Surely you want whatever flooring to continue into the bottom of the robe, for that reason I would say carpet first and they can put the bottom rail of the robe on top of it. 
That is exactly what has been done in both bedrooms in my house. 
Craig

----------


## Micky013

We had robes installed on our carpet. Then this year I ripped out the carpet from the room and polished the pine underneath. 
I left the carpet inside the robe as it was clean and honestly i prefer having the carpet in there. Its a cream colour so it suits the pine floor and the robe colour. 
I much prefer it this way ... dont know why. 
Would have been a bi#ch to sand in there anyway..

----------


## goldie1

W/robe goes in first. Carpet is fitted up to the track on gripper with a separate piece put in 
the robe. Piece in the robe is usually laid in loose with no underlay or may be with a bit of glue to 
hold it. The wardrobe track should be fitted to a solid base i.e the floor

----------


## davegol

carpet layer is just being lazy. he doesn't want to have to put in two lots of gripper strips, and stretch two lots of carpet.
definitely do the wardrobe first.
then tell the carpet guy to lay the carpet in the room and the wardrobe separately.
if you do the carpet first, then you can never remove it without removing the wardrobe.

----------


## CraigandKate

> Surely you want whatever flooring to continue into the bottom of the robe, for that reason I would say carpet first and they can put the bottom rail of the robe on top of it. 
> That is exactly what has been done in both bedrooms in my house. 
> Craig

  
Sorry I take that back, my master bedroom is carpet first under the wardrobe and in the second bedroom the wardrobe has been put in first and the carpet layed around it.
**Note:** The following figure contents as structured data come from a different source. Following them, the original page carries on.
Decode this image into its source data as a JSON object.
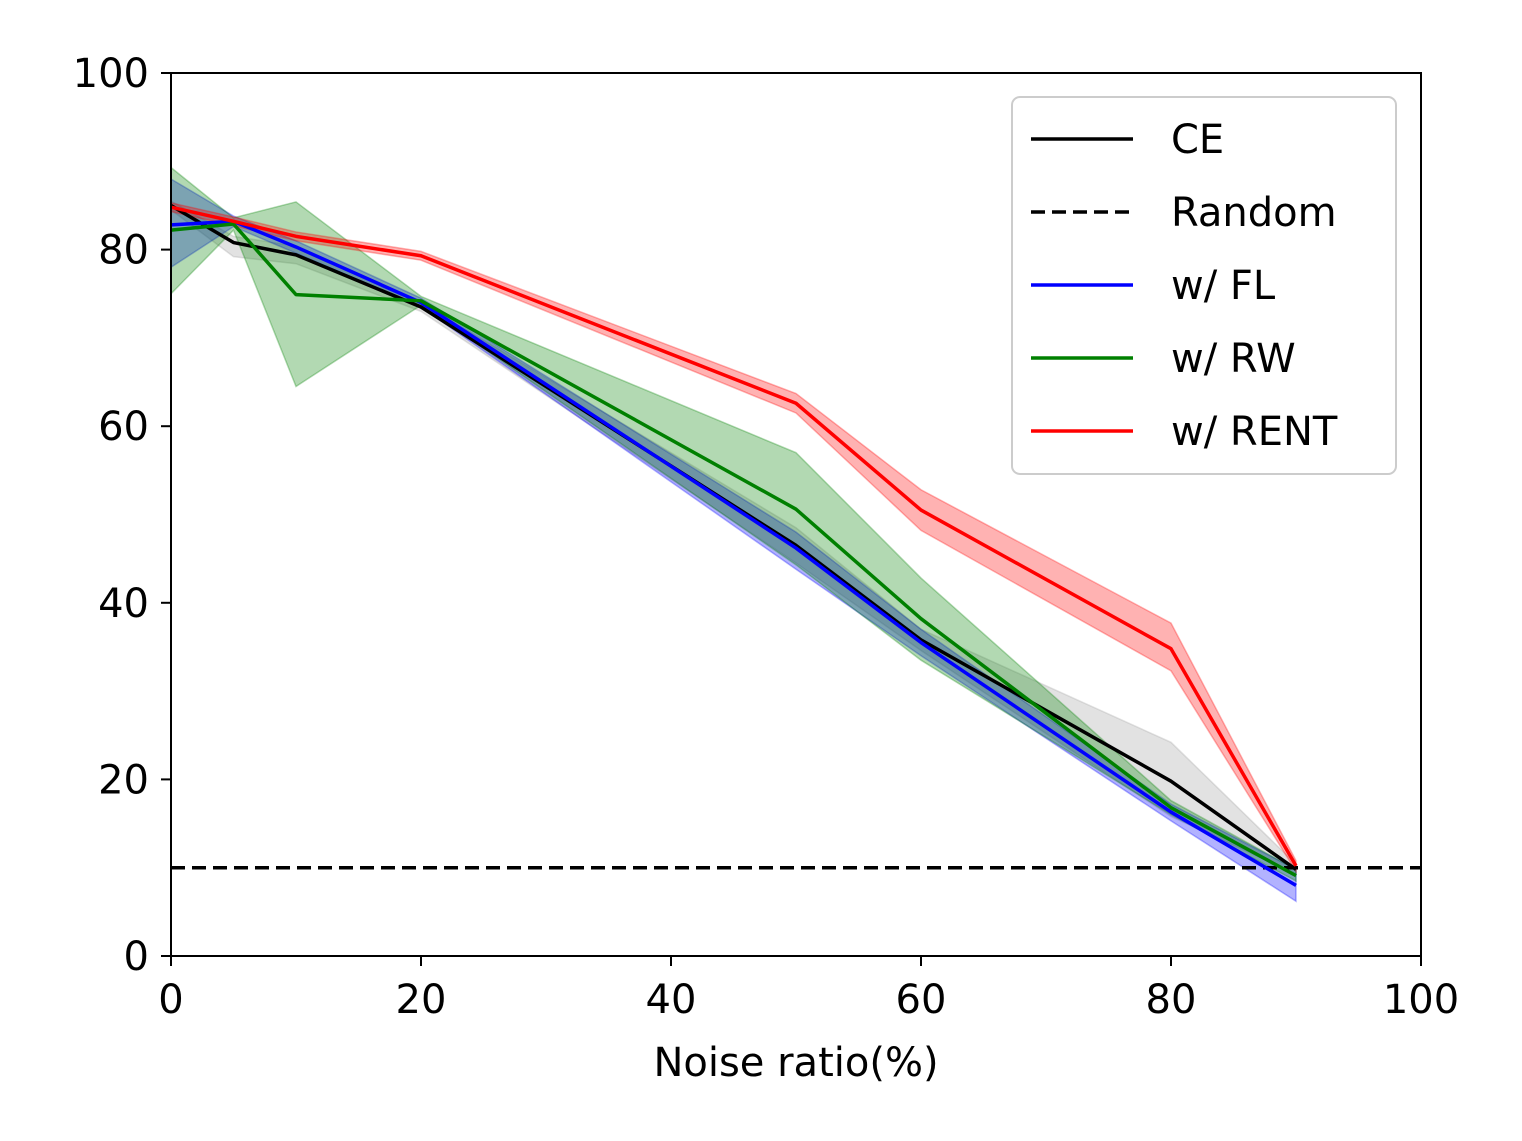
{
  "chart_data": {
    "type": "line",
    "title": "",
    "xlabel": "Noise ratio(%)",
    "ylabel": "",
    "xlim": [
      0,
      100
    ],
    "ylim": [
      0,
      100
    ],
    "xticks": [
      0,
      20,
      40,
      60,
      80,
      100
    ],
    "yticks": [
      0,
      20,
      40,
      60,
      80,
      100
    ],
    "grid": false,
    "legend_position": "top-right",
    "x": [
      0,
      5,
      10,
      20,
      50,
      60,
      80,
      90
    ],
    "series": [
      {
        "name": "CE",
        "color": "#000000",
        "style": "solid",
        "values": [
          85.0,
          80.8,
          79.4,
          73.5,
          46.5,
          35.8,
          19.8,
          9.8
        ],
        "lower": [
          84.5,
          79.2,
          78.4,
          73.0,
          44.5,
          34.6,
          15.8,
          9.3
        ],
        "upper": [
          85.5,
          81.5,
          80.4,
          74.0,
          48.5,
          37.0,
          24.2,
          10.4
        ],
        "band_color": "#9e9e9e"
      },
      {
        "name": "Random",
        "color": "#000000",
        "style": "dashed",
        "constant": 10
      },
      {
        "name": "w/ FL",
        "color": "#0000ff",
        "style": "solid",
        "values": [
          82.8,
          83.2,
          80.3,
          74.0,
          46.2,
          35.5,
          16.3,
          8.0
        ],
        "lower": [
          78.0,
          82.6,
          79.6,
          73.5,
          43.8,
          34.0,
          15.3,
          6.2
        ],
        "upper": [
          88.0,
          83.8,
          81.0,
          74.5,
          48.0,
          37.0,
          17.2,
          9.8
        ],
        "band_color": "#0000ff"
      },
      {
        "name": "w/ RW",
        "color": "#008000",
        "style": "solid",
        "values": [
          82.2,
          82.9,
          74.9,
          74.2,
          50.6,
          38.2,
          16.8,
          9.1
        ],
        "lower": [
          75.0,
          82.2,
          64.5,
          73.7,
          44.3,
          33.5,
          16.0,
          8.5
        ],
        "upper": [
          89.3,
          83.6,
          85.4,
          74.7,
          57.0,
          42.8,
          17.6,
          9.8
        ],
        "band_color": "#008000"
      },
      {
        "name": "w/ RENT",
        "color": "#ff0000",
        "style": "solid",
        "values": [
          84.8,
          83.2,
          81.5,
          79.3,
          62.6,
          50.5,
          34.8,
          10.2
        ],
        "lower": [
          84.3,
          82.7,
          81.0,
          78.8,
          61.5,
          48.2,
          32.3,
          9.6
        ],
        "upper": [
          85.3,
          83.7,
          82.0,
          79.8,
          63.7,
          52.8,
          37.7,
          10.8
        ],
        "band_color": "#ff0000"
      }
    ]
  }
}
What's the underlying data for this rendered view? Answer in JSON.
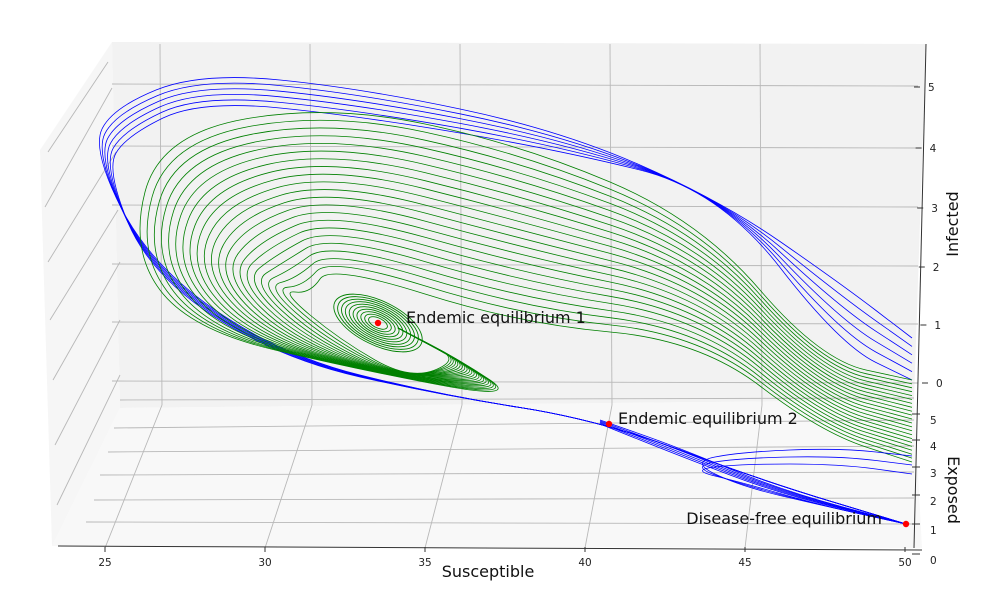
{
  "chart_data": {
    "type": "line",
    "projection": "3d",
    "title": "",
    "xlabel": "Susceptible",
    "ylabel": "Exposed",
    "zlabel": "Infected",
    "x_ticks": [
      25,
      30,
      35,
      40,
      45,
      50
    ],
    "y_ticks": [
      0,
      1,
      2,
      3,
      4,
      5
    ],
    "z_ticks": [
      0,
      1,
      2,
      3,
      4,
      5
    ],
    "xlim": [
      23.5,
      50.5
    ],
    "ylim": [
      0,
      5.5
    ],
    "zlim": [
      -0.5,
      5.5
    ],
    "grid": true,
    "trajectory_colors": {
      "outer": "#0000ff",
      "inner": "#008000",
      "points": "#ff0000"
    },
    "equilibria": [
      {
        "label": "Endemic equilibrium 1",
        "S": 33.5,
        "E": 1.0,
        "I": 1.5
      },
      {
        "label": "Endemic equilibrium 2",
        "S": 40.7,
        "E": 1.1,
        "I": 0.5
      },
      {
        "label": "Disease-free equilibrium",
        "S": 50.0,
        "E": 0.0,
        "I": 0.0
      }
    ],
    "trajectory_families": [
      {
        "color": "#0000ff",
        "count": 6,
        "I_start_min": 5.4,
        "I_start_max": 6.2,
        "end": "Disease-free equilibrium"
      },
      {
        "color": "#008000",
        "count": 22,
        "I_start_min": 1.2,
        "I_start_max": 5.3,
        "end": "Endemic equilibrium 1"
      },
      {
        "color": "#0000ff",
        "count": 3,
        "I_start_min": 0.1,
        "I_start_max": 0.6,
        "end": "Disease-free equilibrium"
      }
    ]
  }
}
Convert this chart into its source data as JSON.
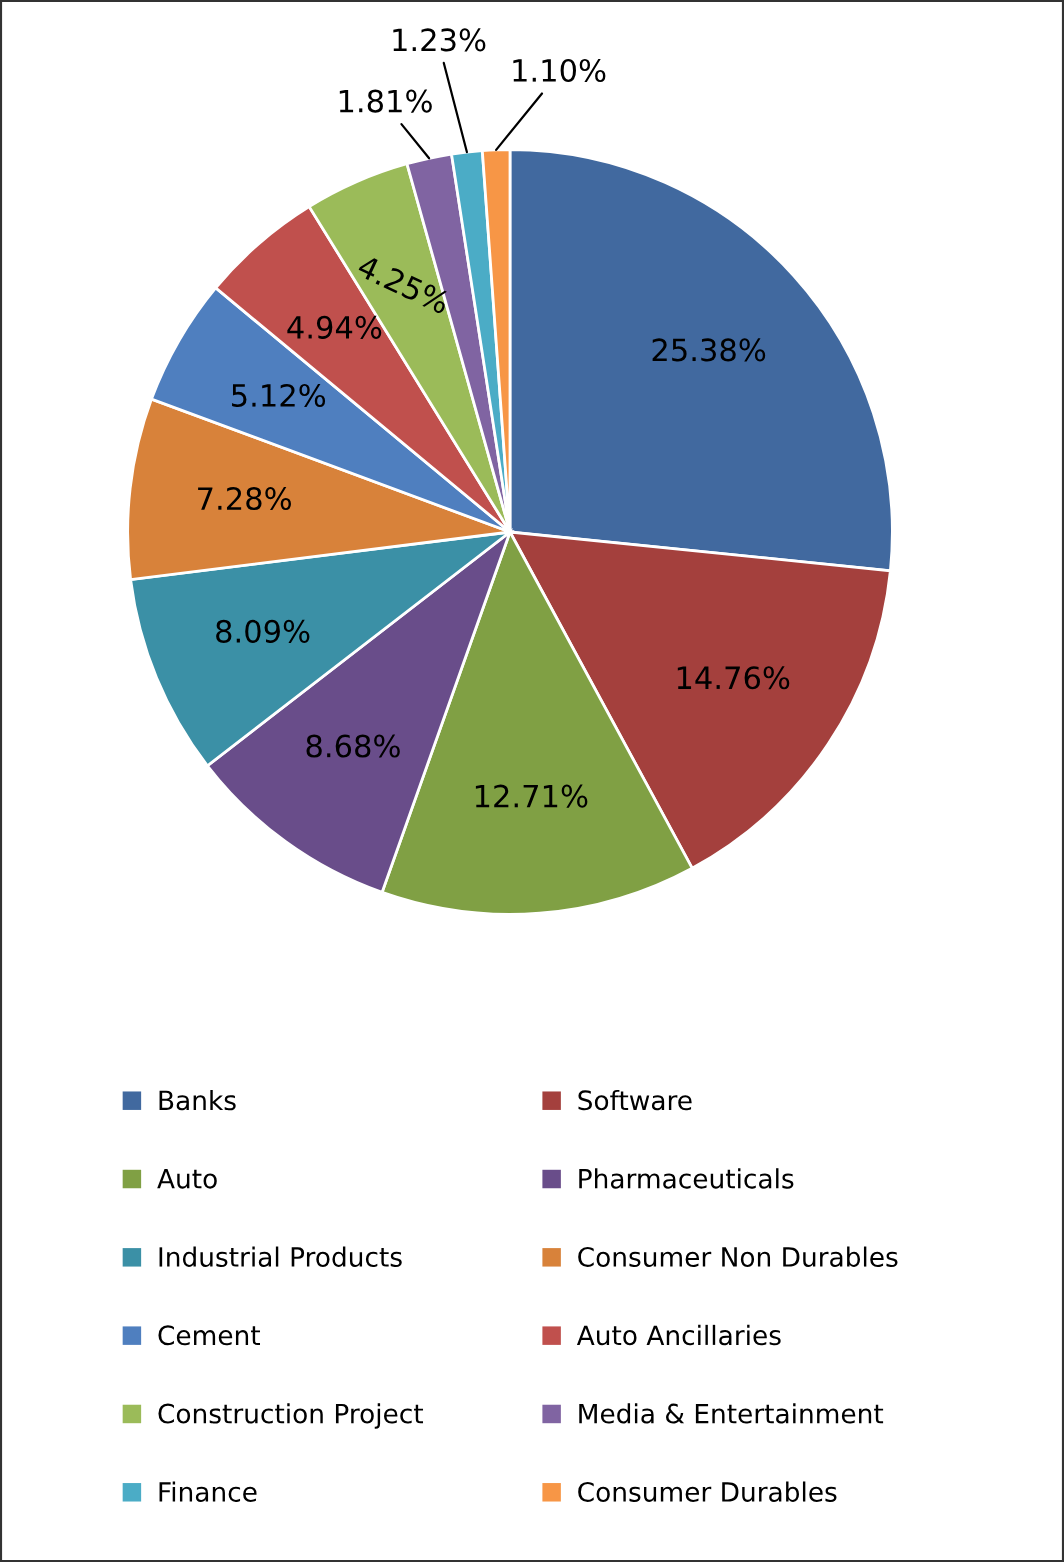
{
  "chart_data": {
    "type": "pie",
    "categories": [
      "Banks",
      "Software",
      "Auto",
      "Pharmaceuticals",
      "Industrial Products",
      "Consumer Non Durables",
      "Cement",
      "Auto Ancillaries",
      "Construction Project",
      "Media & Entertainment",
      "Finance",
      "Consumer Durables"
    ],
    "values": [
      25.38,
      14.76,
      12.71,
      8.68,
      8.09,
      7.28,
      5.12,
      4.94,
      4.25,
      1.81,
      1.23,
      1.1
    ],
    "colors": [
      "#41699f",
      "#a4403d",
      "#80a044",
      "#694d8a",
      "#3b90a6",
      "#d8823a",
      "#4f7fbf",
      "#c0504d",
      "#9bbb59",
      "#8064a2",
      "#4bacc6",
      "#f79646"
    ],
    "value_labels": [
      "25.38%",
      "14.76%",
      "12.71%",
      "8.68%",
      "8.09%",
      "7.28%",
      "5.12%",
      "4.94%",
      "4.25%",
      "1.81%",
      "1.23%",
      "1.10%"
    ],
    "legend": "bottom"
  }
}
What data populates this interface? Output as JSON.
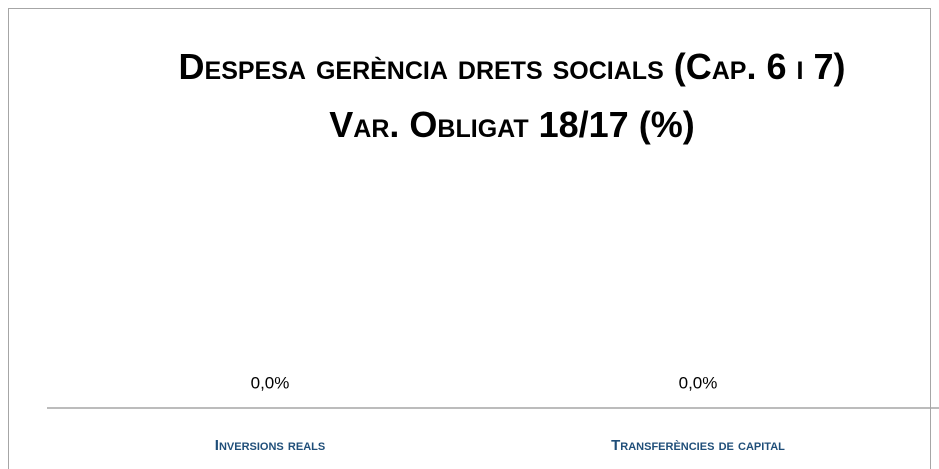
{
  "chart_data": {
    "type": "bar",
    "title": "Despesa gerència drets socials (Cap. 6 i 7) Var. Obligat 18/17 (%)",
    "categories": [
      "Inversions reals",
      "Transferències de capital"
    ],
    "values": [
      0,
      0
    ],
    "value_labels": [
      "0,0%",
      "0,0%"
    ],
    "color": "#4472c4"
  }
}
Inside the wardrobe there is carpet but no underlay (judging by the carpet height) it is not loose inside though. 
Here are pictures of them both,

----------


## gilly75

Thanks everyone for their comments.
We have decided to have the wardrobe installed first. 
One of the main reasons being so that if the carpet is loosely placed inside the wardrobe, we can easily have these inspection points moved to inside the wardrobe: 
I assume this is a termite inspection point?
I asked in my other thread but didnt get any replies: http://www.renovateforum.com/f203/te...boards-110120/

----------


## Micky013

I would say they are.

----------


## Ashore

I don't like carpet in the bottom of our wardrobes because the things you put in the bottom are usually shoes which can be dirty and will mark it quickly and boxes which I preffer to slide and easily stack, which is better on a flat stable surface . Its easier to clean a simple brush out rather than the need to get a vacuum in there . 
We have polished boards everywear but the bedrooms and in the bottom of the wardrobe I put floating flooring ( it wes being thrown out from a local shop which was changing its flooring

----------